I took this picture of the Freedom Tower, the new building under construction at One World Trade Center, from the Hudson River Park in Tribeca. The symbolism of the young girl is clear. The tower was built with her and her freedom in mind, or at least that's how most Americans have justified nearly everything that's happened since 2001.
I left the US shortly after 2001 and returned a decade later to a country very different from the one I had left. Most Americans I speak to love freedom almost as much as they love Jesus and big macs. Their freedom is awe-inspiringly, flag-wavingly great and they are teeming with pride to live under its protection. In what other Western nation can you not get through a single conversation, TV advertisement or political speech without reference to being the "Greatest Country In The World"? Indeed, freedom for "all" is an irony you can't escape this election year cycle. In real terms, however, most Americans are not nearly as free as their fist-pumping pride would suggest. Pointing out that Freedom Tower is a sadly inaccurate name is certainly not a common sentiment on July 4th ... but it should be.

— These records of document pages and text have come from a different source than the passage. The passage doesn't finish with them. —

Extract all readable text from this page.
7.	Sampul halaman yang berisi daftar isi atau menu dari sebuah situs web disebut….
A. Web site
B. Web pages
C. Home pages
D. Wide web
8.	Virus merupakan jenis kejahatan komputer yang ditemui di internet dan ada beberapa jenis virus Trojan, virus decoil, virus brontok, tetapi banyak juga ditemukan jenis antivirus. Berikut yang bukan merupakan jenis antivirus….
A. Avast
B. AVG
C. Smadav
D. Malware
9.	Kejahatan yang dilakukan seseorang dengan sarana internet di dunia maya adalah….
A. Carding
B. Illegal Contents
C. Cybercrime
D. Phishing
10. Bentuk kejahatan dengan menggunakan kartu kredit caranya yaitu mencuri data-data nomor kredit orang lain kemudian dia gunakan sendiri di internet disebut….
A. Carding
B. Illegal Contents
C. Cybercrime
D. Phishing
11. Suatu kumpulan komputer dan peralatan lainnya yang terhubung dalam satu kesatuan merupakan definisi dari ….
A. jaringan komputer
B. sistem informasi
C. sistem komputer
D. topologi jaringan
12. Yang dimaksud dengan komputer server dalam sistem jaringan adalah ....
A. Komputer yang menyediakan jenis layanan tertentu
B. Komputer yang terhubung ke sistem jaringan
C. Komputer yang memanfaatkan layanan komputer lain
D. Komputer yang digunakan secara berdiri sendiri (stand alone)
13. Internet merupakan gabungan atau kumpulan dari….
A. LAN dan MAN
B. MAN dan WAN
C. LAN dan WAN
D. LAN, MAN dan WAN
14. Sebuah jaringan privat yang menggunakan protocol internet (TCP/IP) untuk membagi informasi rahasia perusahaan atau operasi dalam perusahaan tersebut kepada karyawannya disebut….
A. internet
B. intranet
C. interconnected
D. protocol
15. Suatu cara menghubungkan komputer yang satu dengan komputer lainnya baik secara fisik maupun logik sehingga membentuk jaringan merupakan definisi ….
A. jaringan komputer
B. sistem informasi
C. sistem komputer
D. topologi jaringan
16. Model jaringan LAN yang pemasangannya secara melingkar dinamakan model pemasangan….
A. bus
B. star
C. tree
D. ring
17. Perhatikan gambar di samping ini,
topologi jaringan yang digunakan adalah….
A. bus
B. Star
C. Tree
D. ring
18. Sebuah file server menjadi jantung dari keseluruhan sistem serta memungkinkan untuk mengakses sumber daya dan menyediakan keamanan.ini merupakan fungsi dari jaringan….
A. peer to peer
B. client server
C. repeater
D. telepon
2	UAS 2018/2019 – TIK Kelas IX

Americans love talking about freedom, especially on Independence Day, a holiday that always gets me thinking about compiling an anthropology of freedom. From the French Revolution to the Arab Spring, what does it mean for humans to be free? Logically, one presumes that freedom is a binary state. You're either free or your not. In practice, it's more like a sliding scale of power, agency and permission. Americans are likely to be less free today than they once were. In fact, out of all the places I've lived, America is getting it the most wrong. Where it falters the most is that my country insists that it has a monopoly on being free, yet we've all but stopped fighting for the liberties that matter. Labor violations are appalling, consumer rights are dismal, and civil rights have been stripped to bare minimums by the Patriot Act and corporate lobbying.
Let's be serious: freedom is not our best commodity and certainly not our best export. We would do much better to celebrate independent thought this Independence Day, because America is in dire need of an intellectual revolution.